It is bond yields, not political fallout, that should be worrying us now

Economic View

Hamish McRae
Thursday 07 May 2015 09:27 BST
Comments
Your money might be better spent on buying a flat in Athens, where bond yields are cheap right now
Your money might be better spent on buying a flat in Athens, where bond yields are cheap right now (AP)

I am worrying about something. No, not what will happen in the UK in the next few days, though maybe that should be a worry. It’s that there is a timebomb ticking away in the bond markets, with the unwinding of QE, particularly in Europe, being more difficult and destructive than most people now appreciate.

There are, as is usual after any long bull equity run, quite a few warnings around of a forthcoming crash in share prices, and there is in any case a good chance of a correction during the summer. But what has been happening in the bond markets is rather different. Bond prices are not as interesting as share prices: a 10-basis point move in 10-year German bund yields makes a worse headline than a 3 per cent rise in the share price of HSBC when it says it may move its headquarters out of London. But bund yields have an impact on the cost of mortgages across the eurozone (and to some extent here), whereas the price of HSBC shares really has not that much effect on anything.

The easiest way to get one’s mind round what is happening is to start with 10-year government bond yields.

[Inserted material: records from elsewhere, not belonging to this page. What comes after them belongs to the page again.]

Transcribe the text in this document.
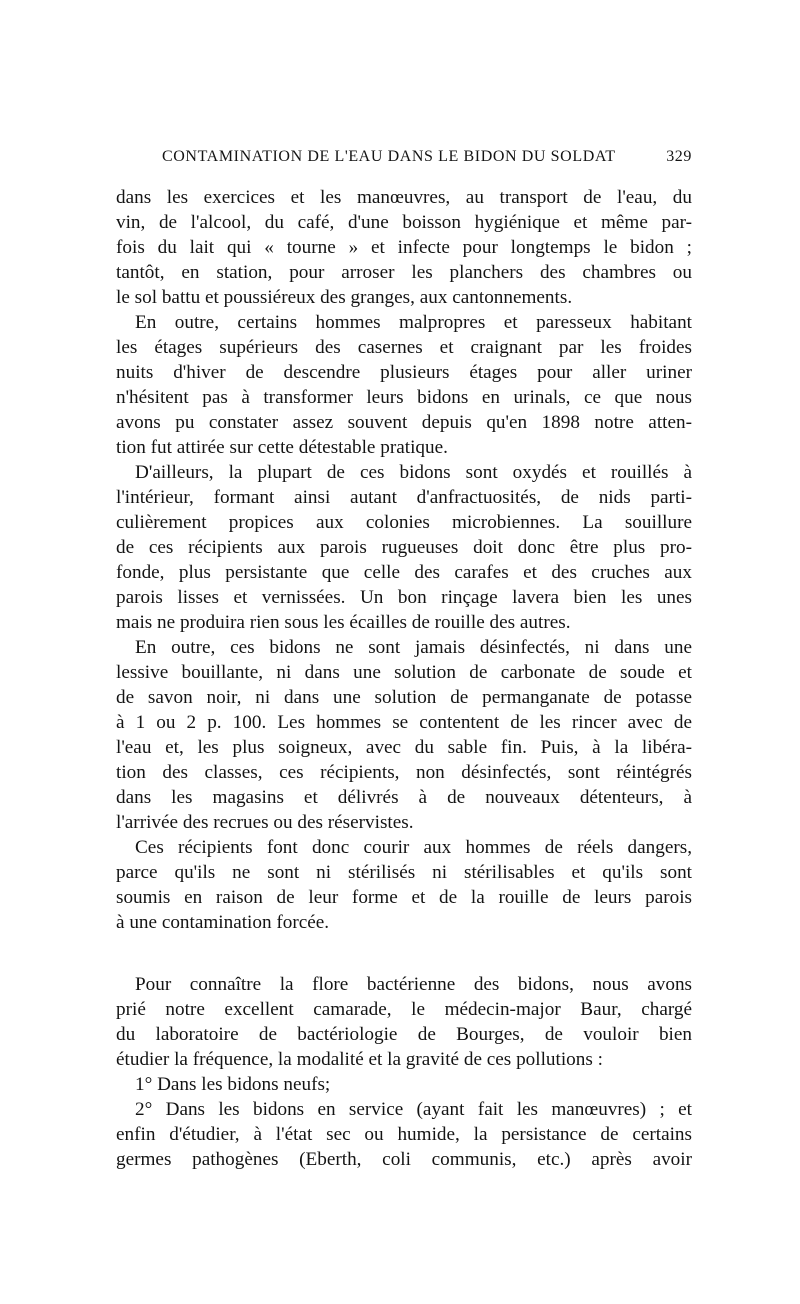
CONTAMINATION DE L'EAU DANS LE BIDON DU SOLDAT	329
dans les exercices et les manœuvres, au transport de l'eau, du
vin, de l'alcool, du café, d'une boisson hygiénique et même par-
fois du lait qui « tourne » et infecte pour longtemps le bidon ;
tantôt, en station, pour arroser les planchers des chambres ou
le sol battu et poussiéreux des granges, aux cantonnements.
En outre, certains hommes malpropres et paresseux habitant
les étages supérieurs des casernes et craignant par les froides
nuits d'hiver de descendre plusieurs étages pour aller uriner
n'hésitent pas à transformer leurs bidons en urinals, ce que nous
avons pu constater assez souvent depuis qu'en 1898 notre atten-
tion fut attirée sur cette détestable pratique.
D'ailleurs, la plupart de ces bidons sont oxydés et rouillés à
l'intérieur, formant ainsi autant d'anfractuosités, de nids parti-
culièrement propices aux colonies microbiennes. La souillure
de ces récipients aux parois rugueuses doit donc être plus pro-
fonde, plus persistante que celle des carafes et des cruches aux
parois lisses et vernissées. Un bon rinçage lavera bien les unes
mais ne produira rien sous les écailles de rouille des autres.
En outre, ces bidons ne sont jamais désinfectés, ni dans une
lessive bouillante, ni dans une solution de carbonate de soude et
de savon noir, ni dans une solution de permanganate de potasse
à 1 ou 2 p. 100. Les hommes se contentent de les rincer avec de
l'eau et, les plus soigneux, avec du sable fin. Puis, à la libéra-
tion des classes, ces récipients, non désinfectés, sont réintégrés
dans les magasins et délivrés à de nouveaux détenteurs, à
l'arrivée des recrues ou des réservistes.
Ces récipients font donc courir aux hommes de réels dangers,
parce qu'ils ne sont ni stérilisés ni stérilisables et qu'ils sont
soumis en raison de leur forme et de la rouille de leurs parois
à une contamination forcée.
Pour connaître la flore bactérienne des bidons, nous avons
prié notre excellent camarade, le médecin-major Baur, chargé
du laboratoire de bactériologie de Bourges, de vouloir bien
étudier la fréquence, la modalité et la gravité de ces pollutions :
1° Dans les bidons neufs;
2° Dans les bidons en service (ayant fait les manœuvres) ; et
enfin d'étudier, à l'état sec ou humide, la persistance de certains
germes pathogènes (Eberth, coli communis, etc.) après avoir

US treasuries yielded 2.2 per cent and UK gilts just under 2 per cent. Many of us think these are far too low; what is inflation going to be over the next 10 years? Say 2 per cent. So an investor would get no real reward at all. But while these are far too low, they are not ridiculously low. For that you look at German bunds. Yesterday they yielded just over 0.5 per cent. At that level you are bound to lose money and would be far better with just about anything else: equities obviously, or maybe buying a flat in Berlin or even Athens, the latter being rather cheap right now.

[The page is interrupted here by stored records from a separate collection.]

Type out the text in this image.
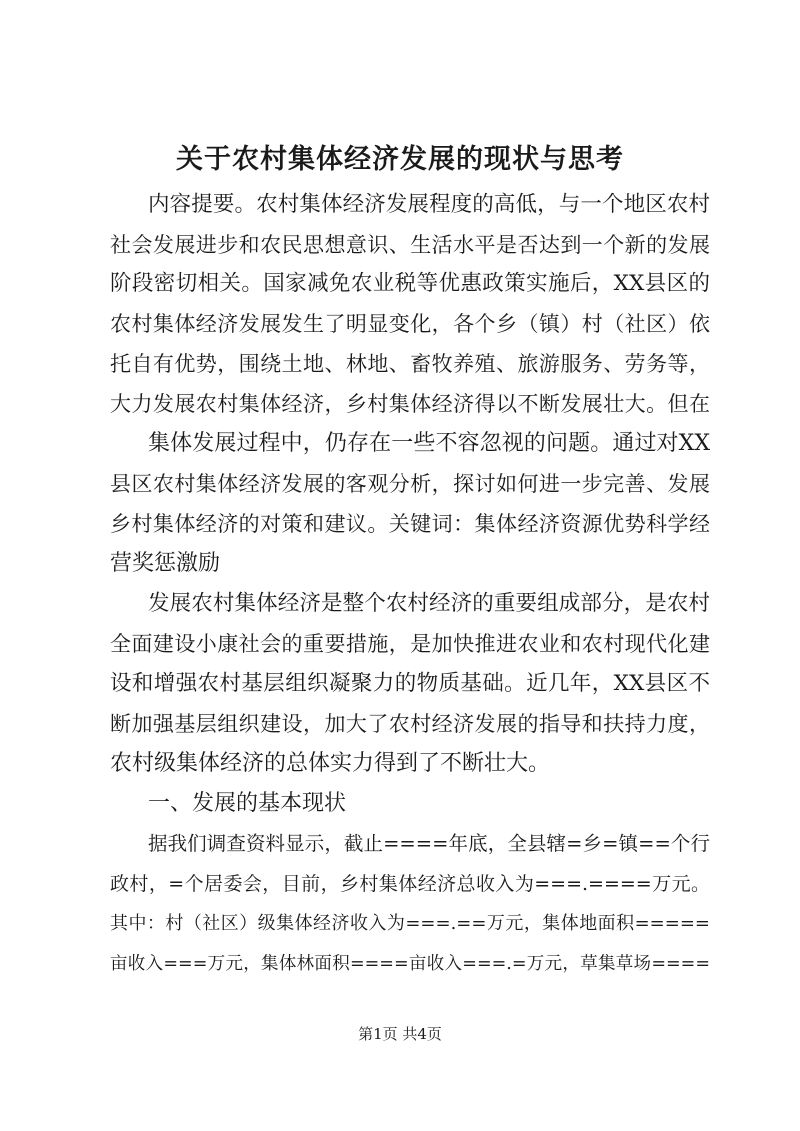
关于农村集体经济发展的现状与思考
内容提要。农村集体经济发展程度的高低，与一个地区农村
社会发展进步和农民思想意识、生活水平是否达到一个新的发展
阶段密切相关。国家减免农业税等优惠政策实施后，XX县区的
农村集体经济发展发生了明显变化，各个乡（镇）村（社区）依
托自有优势，围绕土地、林地、畜牧养殖、旅游服务、劳务等，
大力发展农村集体经济，乡村集体经济得以不断发展壮大。但在
集体发展过程中，仍存在一些不容忽视的问题。通过对XX
县区农村集体经济发展的客观分析，探讨如何进一步完善、发展
乡村集体经济的对策和建议。关键词：集体经济资源优势科学经
营奖惩激励
发展农村集体经济是整个农村经济的重要组成部分，是农村
全面建设小康社会的重要措施，是加快推进农业和农村现代化建
设和增强农村基层组织凝聚力的物质基础。近几年，XX县区不
断加强基层组织建设，加大了农村经济发展的指导和扶持力度，
农村级集体经济的总体实力得到了不断壮大。
一、发展的基本现状
据我们调查资料显示，截止====年底，全县辖=乡=镇==个行
政村，=个居委会，目前，乡村集体经济总收入为===.====万元。
其中：村（社区）级集体经济收入为===.==万元，集体地面积=====
亩收入===万元，集体林面积====亩收入===.=万元，草集草场====
第1页 共4页
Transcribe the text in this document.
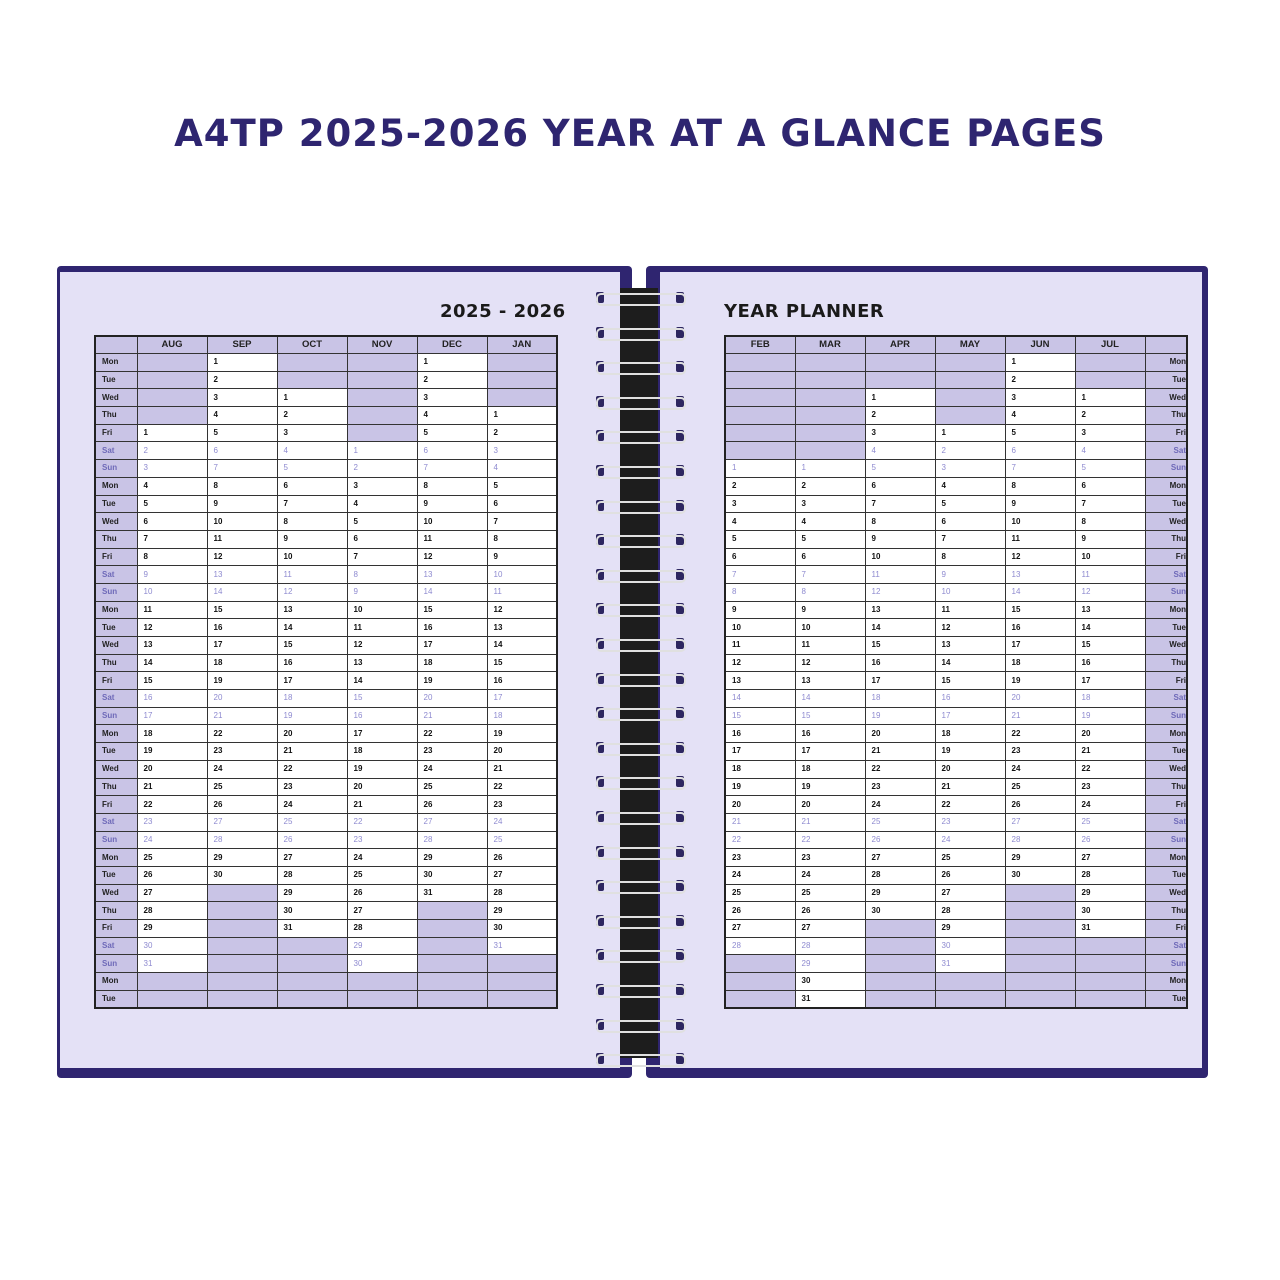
A4TP 2025-2026 YEAR AT A GLANCE PAGES
2025 - 2026	YEAR PLANNER
	AUG	SEP	OCT	NOV	DEC	JAN
Mon		1			1	
Tue		2			2	
Wed		3	1		3	
Thu		4	2		4	1
Fri	1	5	3		5	2
Sat	2	6	4	1	6	3
Sun	3	7	5	2	7	4
Mon	4	8	6	3	8	5
Tue	5	9	7	4	9	6
Wed	6	10	8	5	10	7
Thu	7	11	9	6	11	8
Fri	8	12	10	7	12	9
Sat	9	13	11	8	13	10
Sun	10	14	12	9	14	11
Mon	11	15	13	10	15	12
Tue	12	16	14	11	16	13
Wed	13	17	15	12	17	14
Thu	14	18	16	13	18	15
Fri	15	19	17	14	19	16
Sat	16	20	18	15	20	17
Sun	17	21	19	16	21	18
Mon	18	22	20	17	22	19
Tue	19	23	21	18	23	20
Wed	20	24	22	19	24	21
Thu	21	25	23	20	25	22
Fri	22	26	24	21	26	23
Sat	23	27	25	22	27	24
Sun	24	28	26	23	28	25
Mon	25	29	27	24	29	26
Tue	26	30	28	25	30	27
Wed	27		29	26	31	28
Thu	28		30	27		29
Fri	29		31	28		30
Sat	30			29		31
Sun	31			30		
Mon						
Tue						
FEB	MAR	APR	MAY	JUN	JUL	
				1		Mon
				2		Tue
		1		3	1	Wed
		2		4	2	Thu
		3	1	5	3	Fri
		4	2	6	4	Sat
1	1	5	3	7	5	Sun
2	2	6	4	8	6	Mon
3	3	7	5	9	7	Tue
4	4	8	6	10	8	Wed
5	5	9	7	11	9	Thu
6	6	10	8	12	10	Fri
7	7	11	9	13	11	Sat
8	8	12	10	14	12	Sun
9	9	13	11	15	13	Mon
10	10	14	12	16	14	Tue
11	11	15	13	17	15	Wed
12	12	16	14	18	16	Thu
13	13	17	15	19	17	Fri
14	14	18	16	20	18	Sat
15	15	19	17	21	19	Sun
16	16	20	18	22	20	Mon
17	17	21	19	23	21	Tue
18	18	22	20	24	22	Wed
19	19	23	21	25	23	Thu
20	20	24	22	26	24	Fri
21	21	25	23	27	25	Sat
22	22	26	24	28	26	Sun
23	23	27	25	29	27	Mon
24	24	28	26	30	28	Tue
25	25	29	27		29	Wed
26	26	30	28		30	Thu
27	27		29		31	Fri
28	28		30			Sat
	29		31			Sun
	30					Mon
	31					Tue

Actually bunds yielding 0.5 per cent represent some return to sanity compared with yields in the middle of last month. As you can see from the red line in the top graph, yields dipped to 0.1 per cent for a short period. If you were nutty enough to buy at that level you would have lost quite a lot of money by now.

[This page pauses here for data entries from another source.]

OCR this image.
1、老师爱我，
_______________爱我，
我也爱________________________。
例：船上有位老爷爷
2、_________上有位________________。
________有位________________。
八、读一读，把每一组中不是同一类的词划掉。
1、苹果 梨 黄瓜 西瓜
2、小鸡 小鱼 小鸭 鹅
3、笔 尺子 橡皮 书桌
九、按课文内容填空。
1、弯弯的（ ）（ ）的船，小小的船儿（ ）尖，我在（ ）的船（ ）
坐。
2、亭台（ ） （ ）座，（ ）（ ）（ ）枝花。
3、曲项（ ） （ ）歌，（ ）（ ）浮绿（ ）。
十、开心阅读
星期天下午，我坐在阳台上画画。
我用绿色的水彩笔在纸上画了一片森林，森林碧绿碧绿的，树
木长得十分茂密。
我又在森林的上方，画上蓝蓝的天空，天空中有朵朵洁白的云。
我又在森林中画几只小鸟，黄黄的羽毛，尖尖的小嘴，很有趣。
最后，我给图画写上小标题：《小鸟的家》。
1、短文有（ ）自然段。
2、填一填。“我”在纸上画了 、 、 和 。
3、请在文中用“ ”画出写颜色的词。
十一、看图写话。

You could argue that German yields make sense if you think the country will dump the euro and return to the deutschmark, for investors would make a currency gain. But that is some way off and in any case the argument would not apply to French or Italian bonds, yielding 0.9 per cent and 1.9 per cent respectively. So ask yourself this: which country is more likely to be able to pay its debt back in 10 years’ time, Italy or the US? Not many people would say Italy. Yet Italian yields are lower than US ones. This cannot be right. So why is this happening? There is one possible answer, which is that people believe that Europe will have a long slump akin to that of Japan (10-year Japanese yields were 0.3 per cent yesterday). But that does not really square with what has been happening to share prices. As you can see in the top graph, German shares are on an extended price/earnings ratio, having peaked above 20 earlier this year. You would not have such high share prices if you expected an extended eurozone slump.

The best answer to this puzzle is that it is a response to the European Central Bank’s QE programme. If you say you are going to buy shedloads of bonds the price goes up – and the yield mathematically goes down. Yields were already falling but were given a further push down last September when the ECB unveiled its plans. Europe joined the party established by the Federal Reserve and the Bank of England. You can see how central bank holdings of government stock have risen relative to GDP over the past 15 years in the bottom graph. The US, UK and the eurozone are all in pretty much the same position at between 20 per cent and 30 per cent of GDP, while Bank of Japan holdings are off the graph at more than 60 per cent.

So you could argue that ECB holdings are not excessive by global standards; indeed they are lower than they were at the height of the last eurozone crisis in 2012. But what if our perception of normality is flawed?

BNY Mellon has made an important observation in its market commentary about the so-called “Greenspan put”. This is the idea that whenever markets hit trouble the central banks will bail them out by cutting rates and/or printing more money. This happened after the Wall Street crash in October 1987, the LTCM crash in 1998, the dot-com crash and of course the most recent one. The bank says: “Given this well established cycle, what is perhaps most alarming of all is quite where some financial markets have managed to reach. Most obviously, the extraordinarily low levels of yields seen in European bond markets in recent weeks is already ringing alarm bells …”

It goes on to note that when the market turns, as it may already have done, that will have knock-on effects on other asset markets. To put it another way, if European bond prices crash, other bond prices are likely to fall as well and I suppose you could go on to argue that equity and property markets are likely to be hit, too.

This will affect us, and may turn out to be more important than the political fall-out tomorrow. Actually I don’t think UK shares are that bad value right now, for they are on less demanding ratings than German or US ones. The FT100 index also represents global earnings, rather than UK ones. But it is quite plausible that our 10-year gilt yields will double to 4 per cent over the next few years, maybe more, and that would have a pretty big impact on government finances as well as the property market. It is some comfort that the European financial system faces even greater dangers, but only some – for unfortunately we will get caught in the crossfire.